The IWSR highlighted these concerns via the footprints of other countries which have already started to reopen.

The most stark example is perhaps South Korea, where authorities were forced to re-close nightclubs and bars over a cluster of infections in Seoul’s entertainment quarter.

The IWSR said that the UK – along with France – has seemingly been more cautious than some of its European neighbours which have been hasty to regain a sense of normality.

However, it also noted that the UK has already run into these problems, with some pubs running foul of law enforcement after they began offering take-away pints, causing crowds to gather in pub gardens and the roadside.

Even if night trade venues open with social distancing measures in place, it will likely take time for customers to transition to the new state of play.

“Delivery and take-away options for wine, beer and cocktails, as well as the cautious reopening of table service, are helping to support the on-premise as governments review reopening plans,” said Mark Meek, CEO of the IWSR. 

“However, it is the night trade, where crowds are core to the concept, that is proving more challenging to address.
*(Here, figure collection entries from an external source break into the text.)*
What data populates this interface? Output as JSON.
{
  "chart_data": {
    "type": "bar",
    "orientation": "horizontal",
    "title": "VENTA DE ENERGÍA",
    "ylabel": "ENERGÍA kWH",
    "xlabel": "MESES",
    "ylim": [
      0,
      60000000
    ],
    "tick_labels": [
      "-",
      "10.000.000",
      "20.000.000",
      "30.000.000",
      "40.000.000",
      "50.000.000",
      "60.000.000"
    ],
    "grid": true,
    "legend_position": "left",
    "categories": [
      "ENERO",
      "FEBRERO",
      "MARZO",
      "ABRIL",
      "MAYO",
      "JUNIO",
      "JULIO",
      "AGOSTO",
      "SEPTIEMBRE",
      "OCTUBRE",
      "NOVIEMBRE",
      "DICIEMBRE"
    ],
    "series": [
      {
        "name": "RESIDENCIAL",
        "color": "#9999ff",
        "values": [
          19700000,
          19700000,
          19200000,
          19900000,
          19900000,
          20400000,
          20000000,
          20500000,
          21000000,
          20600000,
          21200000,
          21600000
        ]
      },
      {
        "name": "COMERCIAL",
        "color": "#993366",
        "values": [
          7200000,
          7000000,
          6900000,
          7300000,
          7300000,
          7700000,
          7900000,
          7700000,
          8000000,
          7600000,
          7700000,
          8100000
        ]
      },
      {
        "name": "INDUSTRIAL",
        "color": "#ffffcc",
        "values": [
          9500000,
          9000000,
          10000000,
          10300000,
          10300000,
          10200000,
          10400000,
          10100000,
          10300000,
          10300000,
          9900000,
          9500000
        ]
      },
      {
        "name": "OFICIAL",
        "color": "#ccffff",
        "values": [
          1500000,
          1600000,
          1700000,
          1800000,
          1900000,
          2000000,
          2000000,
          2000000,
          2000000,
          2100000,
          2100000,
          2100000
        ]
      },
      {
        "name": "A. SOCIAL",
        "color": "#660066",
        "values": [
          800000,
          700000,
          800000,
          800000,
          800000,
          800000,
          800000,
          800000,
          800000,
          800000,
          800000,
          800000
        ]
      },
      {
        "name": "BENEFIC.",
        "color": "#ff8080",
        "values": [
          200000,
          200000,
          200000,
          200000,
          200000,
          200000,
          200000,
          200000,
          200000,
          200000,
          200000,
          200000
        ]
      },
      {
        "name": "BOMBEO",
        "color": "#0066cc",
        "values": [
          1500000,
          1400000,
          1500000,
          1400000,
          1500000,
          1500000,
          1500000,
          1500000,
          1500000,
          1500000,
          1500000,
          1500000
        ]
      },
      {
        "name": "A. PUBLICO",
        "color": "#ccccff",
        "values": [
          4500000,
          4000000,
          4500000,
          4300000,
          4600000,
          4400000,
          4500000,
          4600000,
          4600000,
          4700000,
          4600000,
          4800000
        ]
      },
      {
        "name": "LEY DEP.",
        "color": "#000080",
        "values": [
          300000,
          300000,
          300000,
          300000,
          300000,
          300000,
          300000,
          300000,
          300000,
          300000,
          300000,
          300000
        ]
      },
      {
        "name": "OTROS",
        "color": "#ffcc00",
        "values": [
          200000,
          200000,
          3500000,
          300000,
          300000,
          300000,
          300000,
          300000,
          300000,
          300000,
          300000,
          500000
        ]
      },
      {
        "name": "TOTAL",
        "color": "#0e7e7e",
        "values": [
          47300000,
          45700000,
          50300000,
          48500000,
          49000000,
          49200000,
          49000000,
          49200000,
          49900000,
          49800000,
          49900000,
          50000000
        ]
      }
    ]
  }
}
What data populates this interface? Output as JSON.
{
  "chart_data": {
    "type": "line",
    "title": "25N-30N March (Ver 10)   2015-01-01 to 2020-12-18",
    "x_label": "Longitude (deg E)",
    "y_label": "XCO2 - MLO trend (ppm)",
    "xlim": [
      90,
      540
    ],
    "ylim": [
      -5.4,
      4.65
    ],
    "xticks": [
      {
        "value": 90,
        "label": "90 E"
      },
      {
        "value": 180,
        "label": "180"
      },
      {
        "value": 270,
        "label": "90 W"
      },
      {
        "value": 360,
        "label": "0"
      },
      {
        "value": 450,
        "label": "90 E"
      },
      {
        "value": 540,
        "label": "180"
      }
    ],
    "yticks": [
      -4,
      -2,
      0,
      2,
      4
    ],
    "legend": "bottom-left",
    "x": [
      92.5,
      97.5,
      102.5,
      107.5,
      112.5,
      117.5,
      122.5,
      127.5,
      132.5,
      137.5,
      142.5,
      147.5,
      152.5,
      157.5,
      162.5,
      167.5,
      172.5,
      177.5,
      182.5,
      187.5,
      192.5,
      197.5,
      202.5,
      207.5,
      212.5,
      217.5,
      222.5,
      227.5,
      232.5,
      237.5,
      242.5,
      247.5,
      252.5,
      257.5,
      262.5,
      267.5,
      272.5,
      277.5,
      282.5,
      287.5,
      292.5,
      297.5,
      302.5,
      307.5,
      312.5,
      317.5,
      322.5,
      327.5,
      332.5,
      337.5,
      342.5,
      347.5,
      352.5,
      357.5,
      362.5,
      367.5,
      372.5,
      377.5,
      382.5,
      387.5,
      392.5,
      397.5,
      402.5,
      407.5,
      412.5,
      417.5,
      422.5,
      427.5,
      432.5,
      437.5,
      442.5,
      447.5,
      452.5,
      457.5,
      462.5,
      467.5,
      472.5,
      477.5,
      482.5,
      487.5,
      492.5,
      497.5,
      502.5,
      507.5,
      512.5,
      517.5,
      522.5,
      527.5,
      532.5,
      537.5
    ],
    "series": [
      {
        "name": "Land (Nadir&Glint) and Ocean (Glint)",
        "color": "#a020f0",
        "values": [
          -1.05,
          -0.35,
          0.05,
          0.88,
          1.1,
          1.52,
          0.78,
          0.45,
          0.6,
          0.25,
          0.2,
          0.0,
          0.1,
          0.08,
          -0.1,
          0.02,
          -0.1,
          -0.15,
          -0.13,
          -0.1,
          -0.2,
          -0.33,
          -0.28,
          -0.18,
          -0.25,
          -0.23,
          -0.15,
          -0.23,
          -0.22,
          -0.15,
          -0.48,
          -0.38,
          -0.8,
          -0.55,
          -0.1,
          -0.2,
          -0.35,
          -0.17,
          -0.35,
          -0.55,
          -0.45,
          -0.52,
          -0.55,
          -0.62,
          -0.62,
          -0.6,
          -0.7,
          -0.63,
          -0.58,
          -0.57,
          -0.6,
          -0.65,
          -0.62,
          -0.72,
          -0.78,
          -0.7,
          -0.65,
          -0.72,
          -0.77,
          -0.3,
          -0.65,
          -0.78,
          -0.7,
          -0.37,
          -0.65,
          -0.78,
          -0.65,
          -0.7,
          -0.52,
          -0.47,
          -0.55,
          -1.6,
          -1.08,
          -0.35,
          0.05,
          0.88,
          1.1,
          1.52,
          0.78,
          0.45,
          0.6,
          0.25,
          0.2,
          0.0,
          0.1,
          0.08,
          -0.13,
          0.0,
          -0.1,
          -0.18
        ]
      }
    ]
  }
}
Responding to these challenges will be particularly important to governments that rely on nightlife tourism as a key economic driver too.” 
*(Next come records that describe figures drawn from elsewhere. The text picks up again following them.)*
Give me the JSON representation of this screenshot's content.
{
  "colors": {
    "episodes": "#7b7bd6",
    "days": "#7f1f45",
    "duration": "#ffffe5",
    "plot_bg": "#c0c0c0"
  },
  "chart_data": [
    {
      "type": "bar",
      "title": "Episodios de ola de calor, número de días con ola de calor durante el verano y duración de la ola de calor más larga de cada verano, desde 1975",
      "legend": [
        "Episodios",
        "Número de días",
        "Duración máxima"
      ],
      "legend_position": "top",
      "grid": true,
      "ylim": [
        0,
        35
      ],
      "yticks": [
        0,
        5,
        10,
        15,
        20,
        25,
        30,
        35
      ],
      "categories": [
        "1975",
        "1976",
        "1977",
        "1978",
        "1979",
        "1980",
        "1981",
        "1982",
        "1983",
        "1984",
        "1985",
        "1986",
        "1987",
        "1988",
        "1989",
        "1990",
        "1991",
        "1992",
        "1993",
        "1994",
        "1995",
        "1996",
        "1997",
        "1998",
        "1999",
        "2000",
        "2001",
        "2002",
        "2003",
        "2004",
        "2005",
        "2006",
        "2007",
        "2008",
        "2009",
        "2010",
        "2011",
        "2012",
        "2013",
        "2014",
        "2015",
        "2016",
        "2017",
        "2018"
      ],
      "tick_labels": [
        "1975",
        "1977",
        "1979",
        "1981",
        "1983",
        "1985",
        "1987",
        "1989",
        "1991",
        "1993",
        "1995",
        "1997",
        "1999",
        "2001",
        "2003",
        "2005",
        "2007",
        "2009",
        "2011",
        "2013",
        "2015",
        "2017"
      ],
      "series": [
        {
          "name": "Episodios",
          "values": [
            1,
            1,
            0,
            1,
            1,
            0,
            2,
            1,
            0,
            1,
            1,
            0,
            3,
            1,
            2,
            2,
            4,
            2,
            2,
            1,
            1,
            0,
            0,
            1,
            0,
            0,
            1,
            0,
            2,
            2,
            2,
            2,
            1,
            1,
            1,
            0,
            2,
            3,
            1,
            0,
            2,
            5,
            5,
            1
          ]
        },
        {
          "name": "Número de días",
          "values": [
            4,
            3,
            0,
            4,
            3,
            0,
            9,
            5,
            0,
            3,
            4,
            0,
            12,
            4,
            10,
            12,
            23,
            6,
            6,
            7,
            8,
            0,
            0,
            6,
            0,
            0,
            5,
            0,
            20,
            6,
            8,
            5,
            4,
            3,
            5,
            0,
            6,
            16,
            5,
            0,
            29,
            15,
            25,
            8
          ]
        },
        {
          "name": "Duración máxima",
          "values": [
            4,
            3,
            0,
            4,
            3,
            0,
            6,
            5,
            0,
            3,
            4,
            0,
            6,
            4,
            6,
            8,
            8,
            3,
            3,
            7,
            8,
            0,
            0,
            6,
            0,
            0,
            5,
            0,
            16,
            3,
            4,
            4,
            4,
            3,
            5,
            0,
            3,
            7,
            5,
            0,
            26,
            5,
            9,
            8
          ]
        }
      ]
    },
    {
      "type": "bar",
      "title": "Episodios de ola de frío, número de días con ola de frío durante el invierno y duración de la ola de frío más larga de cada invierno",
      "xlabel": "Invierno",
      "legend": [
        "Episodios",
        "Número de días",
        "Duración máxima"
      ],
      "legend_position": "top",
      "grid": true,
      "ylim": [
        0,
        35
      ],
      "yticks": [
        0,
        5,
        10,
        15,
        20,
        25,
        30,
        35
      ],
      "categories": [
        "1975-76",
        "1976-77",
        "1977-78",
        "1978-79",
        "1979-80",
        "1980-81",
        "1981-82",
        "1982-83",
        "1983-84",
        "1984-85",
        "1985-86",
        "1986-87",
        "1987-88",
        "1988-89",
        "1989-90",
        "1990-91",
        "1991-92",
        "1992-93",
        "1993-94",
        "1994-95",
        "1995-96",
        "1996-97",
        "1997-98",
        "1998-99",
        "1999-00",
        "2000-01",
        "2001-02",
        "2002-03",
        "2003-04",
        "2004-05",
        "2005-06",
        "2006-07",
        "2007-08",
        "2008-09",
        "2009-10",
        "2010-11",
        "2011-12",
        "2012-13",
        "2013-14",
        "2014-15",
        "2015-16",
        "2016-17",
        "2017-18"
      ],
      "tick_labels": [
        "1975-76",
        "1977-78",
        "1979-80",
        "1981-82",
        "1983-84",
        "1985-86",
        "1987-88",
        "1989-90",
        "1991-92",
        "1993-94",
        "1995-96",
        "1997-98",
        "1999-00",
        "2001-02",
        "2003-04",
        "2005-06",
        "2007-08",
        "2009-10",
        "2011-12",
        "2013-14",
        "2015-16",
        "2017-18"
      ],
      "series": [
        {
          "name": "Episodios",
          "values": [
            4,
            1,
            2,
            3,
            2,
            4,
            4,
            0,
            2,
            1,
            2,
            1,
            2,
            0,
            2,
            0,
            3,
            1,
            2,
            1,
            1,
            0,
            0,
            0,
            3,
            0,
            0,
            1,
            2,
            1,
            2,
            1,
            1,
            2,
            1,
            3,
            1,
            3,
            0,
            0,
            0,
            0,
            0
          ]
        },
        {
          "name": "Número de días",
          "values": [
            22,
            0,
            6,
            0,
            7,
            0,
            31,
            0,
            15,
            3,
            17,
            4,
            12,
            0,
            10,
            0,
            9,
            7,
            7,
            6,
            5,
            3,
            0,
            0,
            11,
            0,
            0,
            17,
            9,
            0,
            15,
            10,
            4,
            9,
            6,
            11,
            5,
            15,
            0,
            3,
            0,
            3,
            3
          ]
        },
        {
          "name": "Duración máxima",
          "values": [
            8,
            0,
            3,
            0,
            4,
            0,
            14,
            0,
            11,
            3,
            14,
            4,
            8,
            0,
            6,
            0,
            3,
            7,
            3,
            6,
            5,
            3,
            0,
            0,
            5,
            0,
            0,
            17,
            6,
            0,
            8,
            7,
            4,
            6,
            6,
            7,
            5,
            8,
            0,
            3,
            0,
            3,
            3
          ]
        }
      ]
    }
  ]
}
The IWSR stressed that venues may need to invest in more staff to help control crowds as they reopen, though this will be a tough prospect when they are already facing fewer customers and lower sales.

Nevertheless, in countries where venues are gradually opening, some operators are responding to the easing restrictions with “creative approaches to encourage customers to visit”.

Cafe Rothe in Germany, for example, was seen giving customers hats with swimming pool noodles attached in order to ensure social distancing.

Mediamatic ETEN restaurant in Amsterdam, meanwhile, installed separated greenhouses along the waterfront, while restaurants in Thailand have installed Plexiglas dividers between booths and tables to ensure distancing.